USD/JPY Drops Below 148 – Yen Carry Trade Unwind Chatter Grows
10-year Japanese Government Bond (JGB) yields climbed to their highest level since 2009 on Thursday, March 6, sending the USD/JPY below 147.5. The USD/JPY pair last dropped below 147.5 during the August 2024 Yen carry trade unwind that sent the pair to a 2024 low of 139.576.
Rising expectations for a Bank of Japan rate hike and the potential for multiple 2025 Fed rate cuts are narrowing the US-Japan interest rate differential, weighing on USD/JPY.
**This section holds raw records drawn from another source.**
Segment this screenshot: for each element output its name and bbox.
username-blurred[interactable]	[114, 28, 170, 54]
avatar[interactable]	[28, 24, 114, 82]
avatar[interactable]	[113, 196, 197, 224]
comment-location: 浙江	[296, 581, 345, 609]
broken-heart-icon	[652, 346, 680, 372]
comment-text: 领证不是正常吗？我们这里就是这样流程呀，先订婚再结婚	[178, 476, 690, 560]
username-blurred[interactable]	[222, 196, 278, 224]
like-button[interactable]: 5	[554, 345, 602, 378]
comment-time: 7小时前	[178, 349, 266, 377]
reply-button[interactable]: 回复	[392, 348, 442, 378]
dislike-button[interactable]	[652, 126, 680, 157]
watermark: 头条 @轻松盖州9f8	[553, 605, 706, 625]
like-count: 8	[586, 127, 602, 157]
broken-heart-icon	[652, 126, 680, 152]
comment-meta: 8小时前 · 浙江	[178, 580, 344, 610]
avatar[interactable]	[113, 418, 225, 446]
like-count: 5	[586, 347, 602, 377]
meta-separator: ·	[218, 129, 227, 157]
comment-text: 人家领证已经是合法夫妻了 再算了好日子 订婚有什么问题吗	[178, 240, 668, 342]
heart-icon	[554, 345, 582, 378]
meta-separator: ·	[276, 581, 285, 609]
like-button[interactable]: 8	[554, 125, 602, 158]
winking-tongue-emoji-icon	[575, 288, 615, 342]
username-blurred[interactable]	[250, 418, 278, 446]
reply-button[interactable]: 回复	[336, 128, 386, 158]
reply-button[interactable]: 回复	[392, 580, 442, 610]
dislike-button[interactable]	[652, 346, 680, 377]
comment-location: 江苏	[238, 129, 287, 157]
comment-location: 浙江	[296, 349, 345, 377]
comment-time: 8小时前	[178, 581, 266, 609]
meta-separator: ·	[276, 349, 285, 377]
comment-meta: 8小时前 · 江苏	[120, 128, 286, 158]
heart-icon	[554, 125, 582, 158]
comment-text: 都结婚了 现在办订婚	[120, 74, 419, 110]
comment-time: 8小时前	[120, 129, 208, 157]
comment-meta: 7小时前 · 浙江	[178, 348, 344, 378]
USD/JPY Trends: US Jobs Report in Focus
Later in the US session, the US Jobs Report could provide insights into the Fed rate path and USD/JPY trends. Economists forecast a steady 4% unemployment rate and 4.1% year-on-year average hourly earnings growth in February.
Softer-than-expected wage growth and higher unemployment could drive expectations for a June Fed rate cut, potentially dragging USD/JPY toward 147.5. Conversely, tighter labor market conditions and rising wages may sink bets on a June move, driving the USD/JPY pair toward 150, a key resistance level.
Beyond the jobs data, investors should closely monitor tariff developments and FOMC members’ views on inflation, employment, and the Fed’s rate path.